A solução estruturada imposta na sentença, inteligentemente estipulou marcos temporais para o poder público, dialogando e atuando em conjunto, reduzir as longas filas de espera dos hospitais credenciados no SUS, exemplificando, perfeitamente, um processo estrutural seguido de uma solução, também, estrutural e estruturada.
Nota-se, que não se trata de uma procedência ou improcedência tradicional do pedido como nas demandas individuais do processo civil, ou da possibilidade ou não da realização do procedimento cirúrgico de alta complexidade.
A razoabilidade do sentenciante se ancorou na ciência de impossibilidade de cumprimento da obrigação pura pelos requeridos, e, em razão disso arquitetou um plano de ação a ser seguido e estruturado de modo a viabilizar não só pedidos individuais, mas sim beneficiar toda a coletividade que necessita do bem comum.

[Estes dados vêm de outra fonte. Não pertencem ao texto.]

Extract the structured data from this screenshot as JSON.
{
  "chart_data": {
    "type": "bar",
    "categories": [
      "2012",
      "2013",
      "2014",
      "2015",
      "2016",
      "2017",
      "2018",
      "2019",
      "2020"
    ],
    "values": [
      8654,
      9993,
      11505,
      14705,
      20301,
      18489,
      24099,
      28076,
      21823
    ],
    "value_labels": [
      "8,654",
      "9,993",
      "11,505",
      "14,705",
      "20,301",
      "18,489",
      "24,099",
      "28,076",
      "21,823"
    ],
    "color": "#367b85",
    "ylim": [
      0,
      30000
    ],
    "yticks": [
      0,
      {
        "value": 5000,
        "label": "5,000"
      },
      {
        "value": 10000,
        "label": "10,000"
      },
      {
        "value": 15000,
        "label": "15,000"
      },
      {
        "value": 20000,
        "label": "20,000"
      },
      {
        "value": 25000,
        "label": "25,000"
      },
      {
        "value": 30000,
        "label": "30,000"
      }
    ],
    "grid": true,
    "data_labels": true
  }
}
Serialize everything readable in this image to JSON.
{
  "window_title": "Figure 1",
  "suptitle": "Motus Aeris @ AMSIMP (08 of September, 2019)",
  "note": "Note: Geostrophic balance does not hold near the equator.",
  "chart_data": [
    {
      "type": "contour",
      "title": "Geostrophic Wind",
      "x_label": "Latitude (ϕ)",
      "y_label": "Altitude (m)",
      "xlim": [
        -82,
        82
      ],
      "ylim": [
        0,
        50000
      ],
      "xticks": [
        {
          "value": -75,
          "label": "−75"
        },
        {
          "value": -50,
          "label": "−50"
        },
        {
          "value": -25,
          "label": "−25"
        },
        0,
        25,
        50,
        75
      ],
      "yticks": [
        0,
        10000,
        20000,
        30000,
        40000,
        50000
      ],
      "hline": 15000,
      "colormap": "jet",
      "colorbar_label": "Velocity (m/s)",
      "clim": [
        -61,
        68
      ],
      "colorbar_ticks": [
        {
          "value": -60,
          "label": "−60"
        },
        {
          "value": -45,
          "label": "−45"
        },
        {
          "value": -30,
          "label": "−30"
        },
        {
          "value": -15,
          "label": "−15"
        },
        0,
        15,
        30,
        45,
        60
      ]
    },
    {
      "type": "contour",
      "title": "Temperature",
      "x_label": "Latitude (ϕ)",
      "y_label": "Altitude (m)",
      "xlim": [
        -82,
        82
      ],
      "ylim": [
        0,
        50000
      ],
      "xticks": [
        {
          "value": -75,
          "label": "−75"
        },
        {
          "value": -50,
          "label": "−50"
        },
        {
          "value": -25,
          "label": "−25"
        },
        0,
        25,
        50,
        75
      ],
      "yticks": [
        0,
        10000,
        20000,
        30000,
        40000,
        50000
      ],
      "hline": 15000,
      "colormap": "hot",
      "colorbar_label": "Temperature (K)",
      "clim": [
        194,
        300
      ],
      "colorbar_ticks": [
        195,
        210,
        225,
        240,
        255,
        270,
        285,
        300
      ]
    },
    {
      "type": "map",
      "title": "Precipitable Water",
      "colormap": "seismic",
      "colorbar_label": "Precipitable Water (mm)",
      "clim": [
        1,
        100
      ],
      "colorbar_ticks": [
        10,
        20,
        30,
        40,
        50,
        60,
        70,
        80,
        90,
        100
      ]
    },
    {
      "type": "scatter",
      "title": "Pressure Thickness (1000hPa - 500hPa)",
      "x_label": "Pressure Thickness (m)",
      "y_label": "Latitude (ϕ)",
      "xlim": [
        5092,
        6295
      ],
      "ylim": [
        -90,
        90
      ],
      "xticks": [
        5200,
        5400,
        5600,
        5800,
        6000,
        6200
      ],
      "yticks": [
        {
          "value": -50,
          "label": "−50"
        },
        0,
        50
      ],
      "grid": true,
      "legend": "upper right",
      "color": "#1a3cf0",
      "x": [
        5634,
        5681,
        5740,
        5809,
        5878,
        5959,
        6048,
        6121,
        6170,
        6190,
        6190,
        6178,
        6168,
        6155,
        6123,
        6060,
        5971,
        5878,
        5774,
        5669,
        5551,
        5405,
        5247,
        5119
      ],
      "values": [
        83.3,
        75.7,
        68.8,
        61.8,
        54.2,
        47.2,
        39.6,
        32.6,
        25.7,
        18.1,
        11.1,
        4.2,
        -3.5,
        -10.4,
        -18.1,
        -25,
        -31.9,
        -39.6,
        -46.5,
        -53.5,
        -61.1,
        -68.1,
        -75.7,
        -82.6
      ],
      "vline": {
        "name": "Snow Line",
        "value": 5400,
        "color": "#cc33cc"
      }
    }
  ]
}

É uma sentença que destrincha o problema da saúde pública no país, considerando e ponderando todos os argumentos postos pelas defesas dos entes públicos envolvidos, atraindo, desse modo, o diálogo entre as partes e a não imposição de obrigações de fazer as quais certamente não seriam cumpridas caso determinadas coercitivamente.

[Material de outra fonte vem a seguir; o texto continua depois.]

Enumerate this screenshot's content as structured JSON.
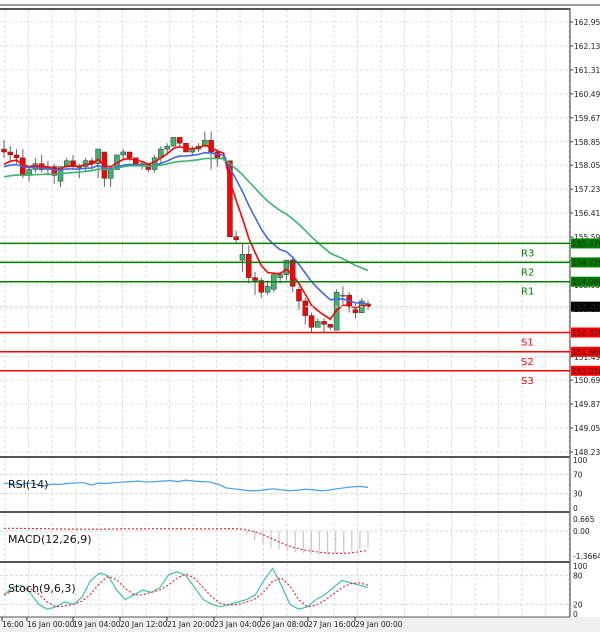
{
  "chart_data": {
    "type": "candlestick",
    "title": "",
    "xlabel": "",
    "ylabel": "",
    "price_axis": {
      "ticks": [
        "162.950",
        "162.130",
        "161.310",
        "160.490",
        "159.670",
        "158.850",
        "158.050",
        "157.230",
        "156.410",
        "155.590",
        "154.770",
        "153.950",
        "153.130",
        "152.310",
        "151.490",
        "150.690",
        "149.870",
        "149.050",
        "148.230"
      ],
      "ylim": [
        148.23,
        163.2
      ]
    },
    "time_axis": {
      "ticks": [
        "16:00",
        "16 Jan 00:00",
        "19 Jan 04:00",
        "20 Jan 12:00",
        "21 Jan 20:00",
        "23 Jan 04:00",
        "26 Jan 08:00",
        "27 Jan 16:00",
        "29 Jan 00:00"
      ]
    },
    "current_price": "153.205",
    "levels": {
      "resistance": [
        {
          "name": "R3",
          "value": "155.370"
        },
        {
          "name": "R2",
          "value": "154.720"
        },
        {
          "name": "R1",
          "value": "154.060"
        }
      ],
      "support": [
        {
          "name": "S1",
          "value": "152.320"
        },
        {
          "name": "S2",
          "value": "151.660"
        },
        {
          "name": "S3",
          "value": "151.010"
        }
      ]
    },
    "moving_averages": [
      {
        "name": "fast",
        "color": "#ff0000"
      },
      {
        "name": "medium",
        "color": "#4169e1"
      },
      {
        "name": "slow",
        "color": "#3cb371"
      }
    ],
    "candles_ohlc": [
      [
        158.6,
        158.9,
        158.3,
        158.5
      ],
      [
        158.5,
        158.7,
        158.2,
        158.4
      ],
      [
        158.4,
        158.6,
        158.1,
        158.3
      ],
      [
        158.3,
        158.6,
        157.6,
        157.7
      ],
      [
        157.7,
        158.0,
        157.5,
        157.9
      ],
      [
        157.9,
        158.3,
        157.8,
        158.1
      ],
      [
        158.1,
        158.4,
        157.8,
        157.9
      ],
      [
        157.9,
        158.2,
        157.7,
        158.0
      ],
      [
        158.0,
        158.1,
        157.4,
        157.7
      ],
      [
        157.5,
        158.0,
        157.3,
        158.0
      ],
      [
        158.0,
        158.3,
        157.9,
        158.2
      ],
      [
        158.2,
        158.4,
        157.9,
        158.0
      ],
      [
        158.0,
        158.1,
        157.6,
        158.0
      ],
      [
        158.0,
        158.3,
        157.8,
        158.2
      ],
      [
        158.2,
        158.3,
        157.9,
        158.1
      ],
      [
        158.1,
        158.5,
        157.6,
        158.6
      ],
      [
        158.5,
        158.5,
        157.3,
        157.6
      ],
      [
        157.6,
        158.0,
        157.3,
        157.9
      ],
      [
        157.9,
        158.4,
        157.9,
        158.4
      ],
      [
        158.4,
        158.6,
        158.2,
        158.5
      ],
      [
        158.5,
        158.5,
        158.2,
        158.3
      ],
      [
        158.3,
        158.3,
        158.0,
        158.1
      ],
      [
        158.1,
        158.2,
        157.9,
        158.1
      ],
      [
        158.1,
        158.1,
        157.8,
        157.9
      ],
      [
        157.9,
        158.4,
        157.8,
        158.3
      ],
      [
        158.3,
        158.7,
        158.1,
        158.6
      ],
      [
        158.6,
        158.8,
        158.4,
        158.7
      ],
      [
        158.7,
        159.0,
        158.7,
        159.0
      ],
      [
        159.0,
        159.0,
        158.7,
        158.8
      ],
      [
        158.8,
        158.8,
        158.5,
        158.5
      ],
      [
        158.5,
        158.7,
        158.4,
        158.6
      ],
      [
        158.6,
        158.8,
        158.5,
        158.7
      ],
      [
        158.7,
        159.2,
        158.7,
        158.9
      ],
      [
        158.9,
        159.2,
        157.9,
        158.5
      ],
      [
        158.5,
        158.6,
        158.0,
        158.3
      ],
      [
        158.3,
        158.4,
        158.2,
        158.3
      ],
      [
        158.2,
        158.2,
        155.6,
        155.6
      ],
      [
        155.6,
        155.8,
        155.4,
        155.5
      ],
      [
        154.8,
        155.4,
        154.4,
        155.0
      ],
      [
        155.0,
        155.3,
        154.0,
        154.2
      ],
      [
        154.2,
        154.4,
        153.6,
        154.1
      ],
      [
        154.1,
        154.2,
        153.5,
        153.7
      ],
      [
        153.7,
        154.1,
        153.6,
        153.9
      ],
      [
        153.8,
        154.4,
        153.7,
        154.3
      ],
      [
        154.2,
        154.4,
        154.0,
        154.3
      ],
      [
        154.3,
        154.8,
        154.1,
        154.8
      ],
      [
        154.8,
        154.9,
        153.7,
        153.9
      ],
      [
        153.8,
        153.9,
        153.1,
        153.4
      ],
      [
        153.4,
        153.5,
        152.6,
        152.9
      ],
      [
        152.9,
        153.0,
        152.3,
        152.5
      ],
      [
        152.5,
        152.8,
        152.5,
        152.7
      ],
      [
        152.7,
        152.8,
        152.3,
        152.6
      ],
      [
        152.6,
        152.6,
        152.4,
        152.5
      ],
      [
        152.4,
        153.8,
        152.4,
        153.7
      ],
      [
        153.6,
        153.9,
        153.3,
        153.6
      ],
      [
        153.6,
        153.7,
        153.0,
        153.2
      ],
      [
        153.1,
        153.3,
        152.8,
        153.0
      ],
      [
        153.0,
        153.5,
        153.0,
        153.4
      ],
      [
        153.3,
        153.4,
        153.1,
        153.2
      ]
    ]
  },
  "indicators": {
    "rsi": {
      "label": "RSI(14)",
      "ticks": [
        "100",
        "70",
        "30",
        "0"
      ],
      "color": "#4a9fe8"
    },
    "macd": {
      "label": "MACD(12,26,9)",
      "ticks": [
        "0.665",
        "0.00",
        "-1.3664"
      ],
      "signal_color": "#e03030",
      "hist_color": "#c8c8c8"
    },
    "stoch": {
      "label": "Stoch(9,6,3)",
      "ticks": [
        "100",
        "80",
        "20",
        "0"
      ],
      "main_color": "#40c0b0",
      "signal_color": "#e03030"
    }
  },
  "colors": {
    "bull": "#3cb371",
    "bear": "#ff0000",
    "resistance": "#008000",
    "support": "#ff0000",
    "current_price_bg": "#000000",
    "grid": "#d8d8d8"
  }
}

Em uma demanda individual aquele que pede quer ver o seu direito satisfeito por aquele contra quem se pede, independentemente dos argumentos de defesa.

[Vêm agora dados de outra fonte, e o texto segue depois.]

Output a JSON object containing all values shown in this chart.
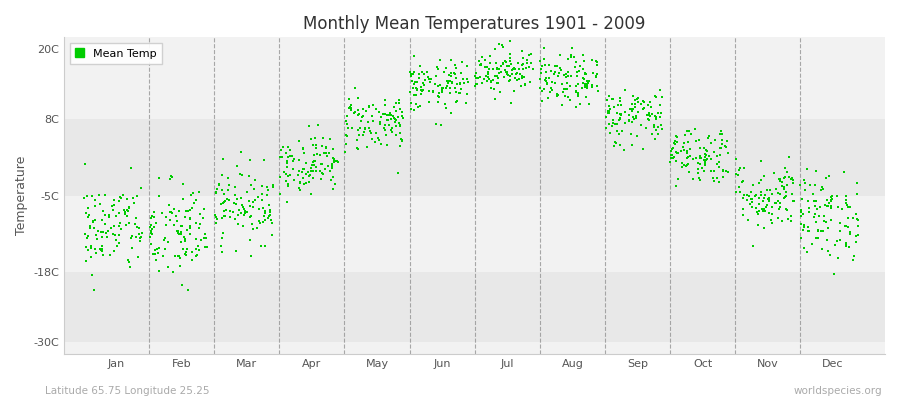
{
  "title": "Monthly Mean Temperatures 1901 - 2009",
  "ylabel": "Temperature",
  "xlabel_months": [
    "Jan",
    "Feb",
    "Mar",
    "Apr",
    "May",
    "Jun",
    "Jul",
    "Aug",
    "Sep",
    "Oct",
    "Nov",
    "Dec"
  ],
  "subtitle": "Latitude 65.75 Longitude 25.25",
  "watermark": "worldspecies.org",
  "legend_label": "Mean Temp",
  "dot_color": "#00CC00",
  "bg_light": "#f2f2f2",
  "bg_dark": "#e8e8e8",
  "yticks": [
    -30,
    -18,
    -5,
    8,
    20
  ],
  "ytick_labels": [
    "-30C",
    "-18C",
    "-5C",
    "8C",
    "20C"
  ],
  "ylim": [
    -32,
    22
  ],
  "xlim": [
    -0.3,
    12.3
  ],
  "num_years": 109,
  "monthly_means": [
    -10.5,
    -11.5,
    -6.5,
    0.5,
    7.5,
    13.5,
    16.5,
    14.5,
    8.5,
    2.0,
    -5.0,
    -8.5
  ],
  "monthly_stds": [
    4.0,
    4.5,
    3.2,
    2.5,
    2.5,
    2.2,
    2.0,
    2.2,
    2.5,
    2.5,
    3.0,
    3.8
  ]
}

Em contrapartida, aquele contra quem se pede opõe defesas diretas ou indiretas de mérito, e, ao final, apenas um sairá vencedor no caso concreto.
O que diferencia o processo estrutural do individual é exatamente a criatividade, a busca por soluções não binárias, como ter ou não ter o direito, como ser ou não ser possível a realização do procedimento cirúrgico ortopédico complexo.
Buscou-se, levando-se em conta todas as limitações postas, contemplar os direitos e limitações materiais de cada litigante, estruturando-se um plano escalonado para que, como ao entabular um acordo, beneficiará inúmeros pacientes, o que não ocorreria em uma demanda individual, incapaz de cumprir esse mister.
Percebeu-se que os próprios requeridos atestaram a falência da política pública da saúde no estado do Ceará. Desse modo, o juízo atento ao caso e buscando uma solução inteligente e consentânea aos litígios estruturais, estipulou um plano de ação envolvendo todos os atores políticos, sem fixar multa ou impor obrigações desarrazoadas ou materialmente inatingíveis, mas prezando e estimulando o próprio diálogo em diversas audiências públicas na fase de cumprimento de sentença.
Conclui-se, desse modo, que os processos estruturais escapam ao modelo tradicional do processo civil, onde se dá unicamente aquilo que se pede, com vistas a montar, de fato, uma estrutura processual e procedimental diferenciada e apta a resolver demandas coletivas e complexas, onde a criatividade, bom senso e cooperação entre os diversos atores do processo se faz necessária.